At the beginning of the play, Troy, the central character of the play, goes to his house for drinking and talking to Bono his friend. It is their payday. Bono in the course of the talk tells Troy that he is cheating his wife Rose by having an affair with Alberta. Troy tells about his youth and his love for the baseball.

August Wilson (1945-2005)

He also mentions that he was not given an opportunity to play in the major leagues. When the black players are allowed in the games, he had grown old enough to play. Rose reminds him to build the remaining work of the fence.

While Troy and Cory are working on the fence, Cory tells Troy that he has resigned his job from the local grocery store as he is recruited into the football team by a college. He asks for the permission from his father to let him play as a coach from the North Carolina is coming to see him play. Troy rejects his plan and tells him to get his job back.

Troy is assigned as the first colored garbage truck driver in the city. On the other hand, Cory comes home infuriated knowing that Troy told the football coach that Cory could not play in the match. Troy bails his brother Gabriel from the jail. He tells Rose that in three weeks it will be decided whether to send Gabriel to asylum or not. Bono and Troy work on the fence. Troy confesses Rose about his affair with Alberta. Rose reacts saying that Troy can only take but not give. Troy grabs Rose's arm. Cory grabs Troy from behind. They fight and Troy wins.

After six months, Troy goes to hospital as Alberta is admitted at the hospital for childbirth. Rose tells Troy that he has mistakenly sent his brother Gabriel to the asylum as he could not read the paper and signed without knowing what was written. Alberta gives birth to the baby girl and dies. Troy brings home his baby, Raynell. Rose takes in Raynell as her own child, but refuses to be dutiful as Troy's wife.

Troy insists Cory to leave the house and provide for himself. Cory points out that the house and property, from which Troy is throwing Cory out, should actually be owned by Gabriel, whose government checks paid for most of the mortgage payments.

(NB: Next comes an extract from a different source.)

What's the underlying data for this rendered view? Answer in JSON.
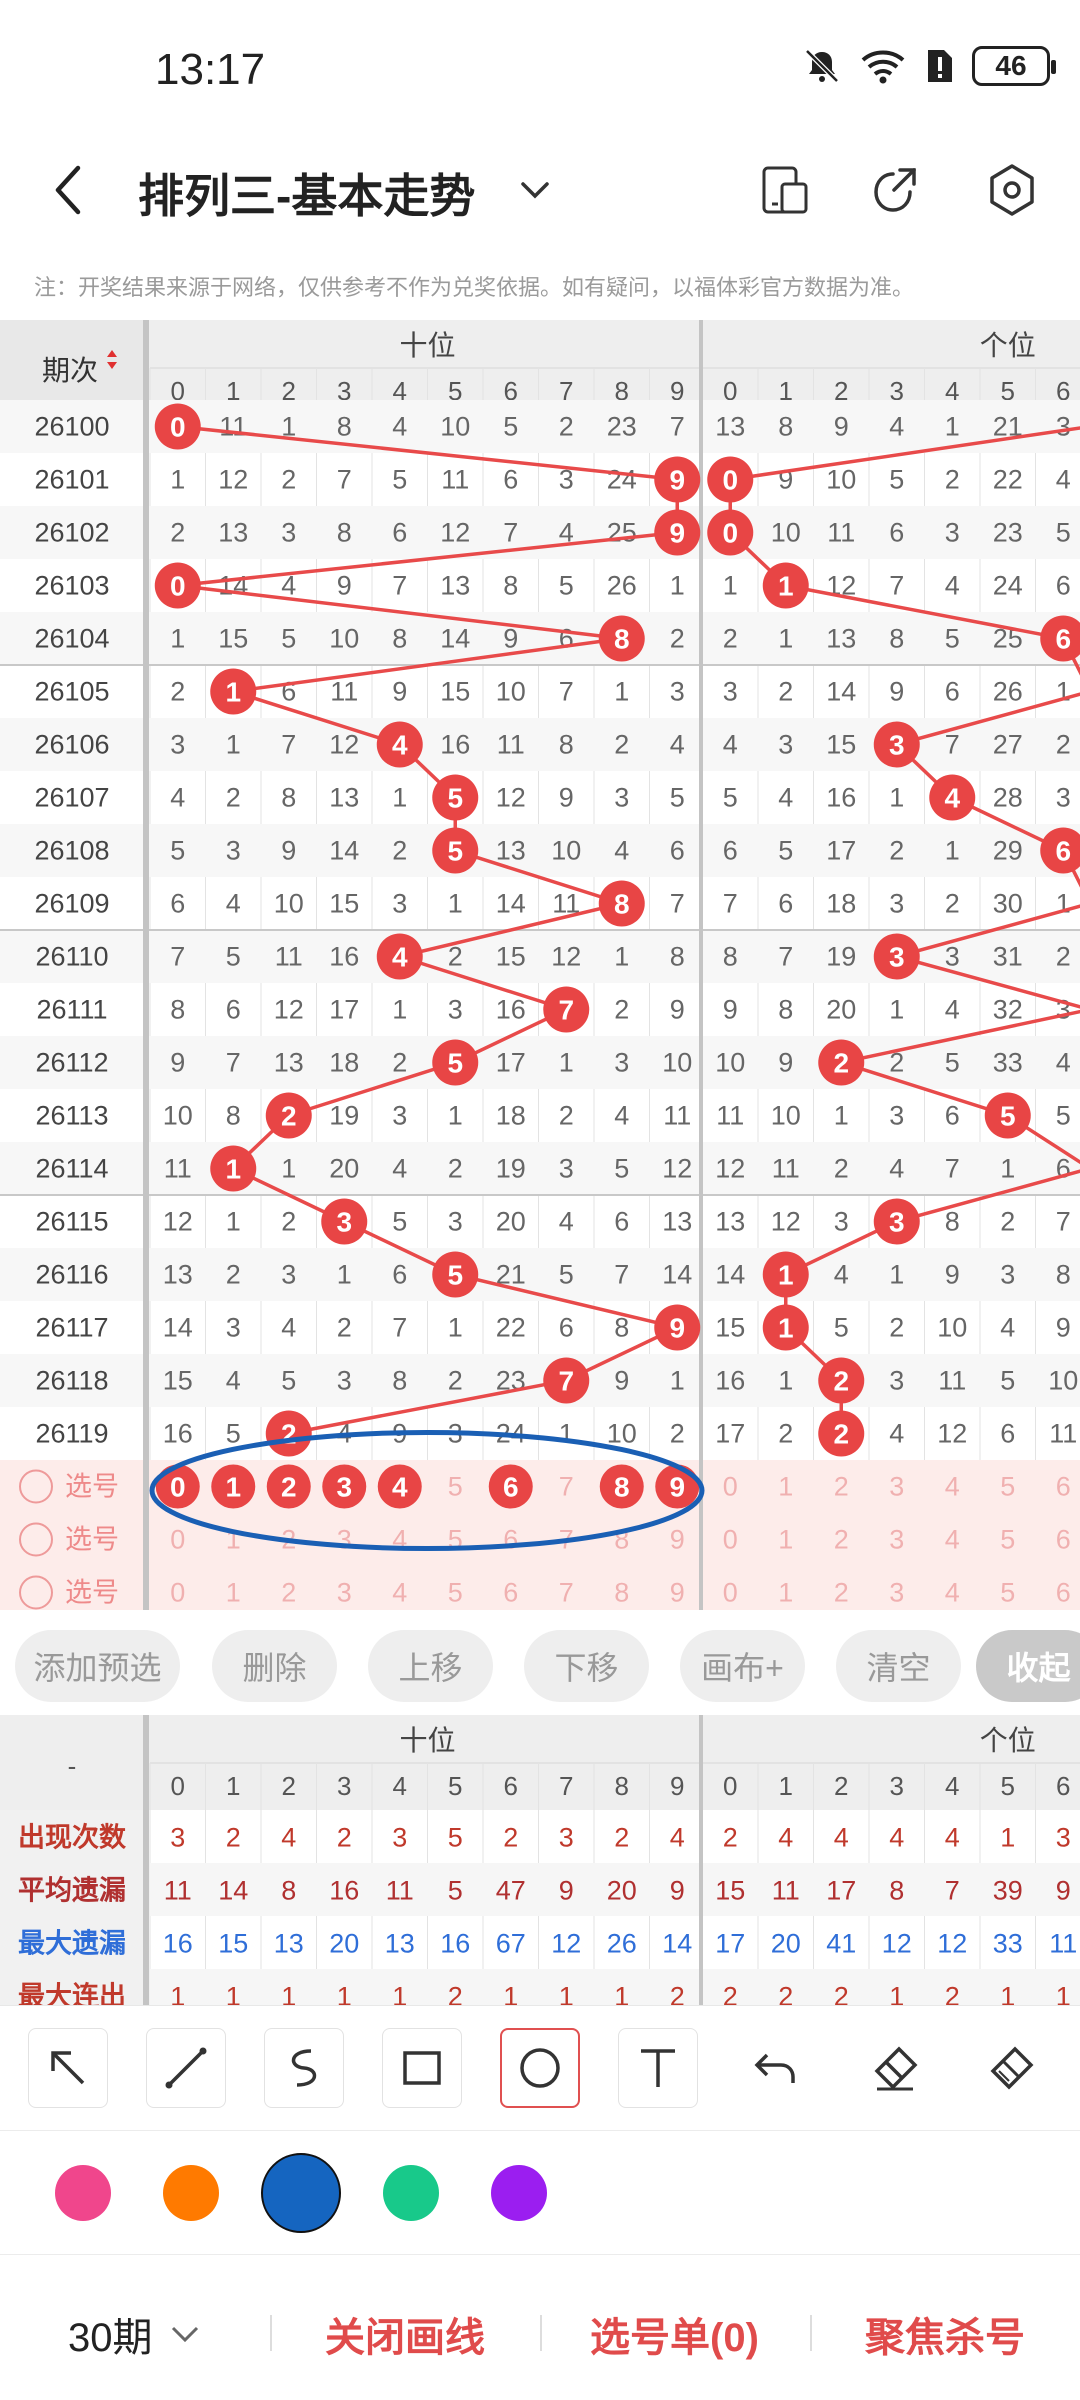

He says that he has taken his brother's property forcefully and illegally. Troy physically attacks Cory. Troy kicks Cory out of the house and he soon leaves.

Eight years later, Raynell is shown playing in her newly planted garden. Troy has died from a heart attack and Cory returns home from the Marines to attend Troy's funeral. But later, Cory refuses to attend the funeral. Rose teaches Cory that not attending Troy's funeral does not make Cory a man. Raynell and Cory sing one of Troy's father's blues songs. Gabriel too comes, released or escaped from the mental hospital. Gabriel blows his trumpet, but no sound comes out. He tries again, but the trumpet does not play. Being too disappointed and hurt, he dances. He makes a cry and the Heavens open wide. He says, "That's the way that goes," and the play ends.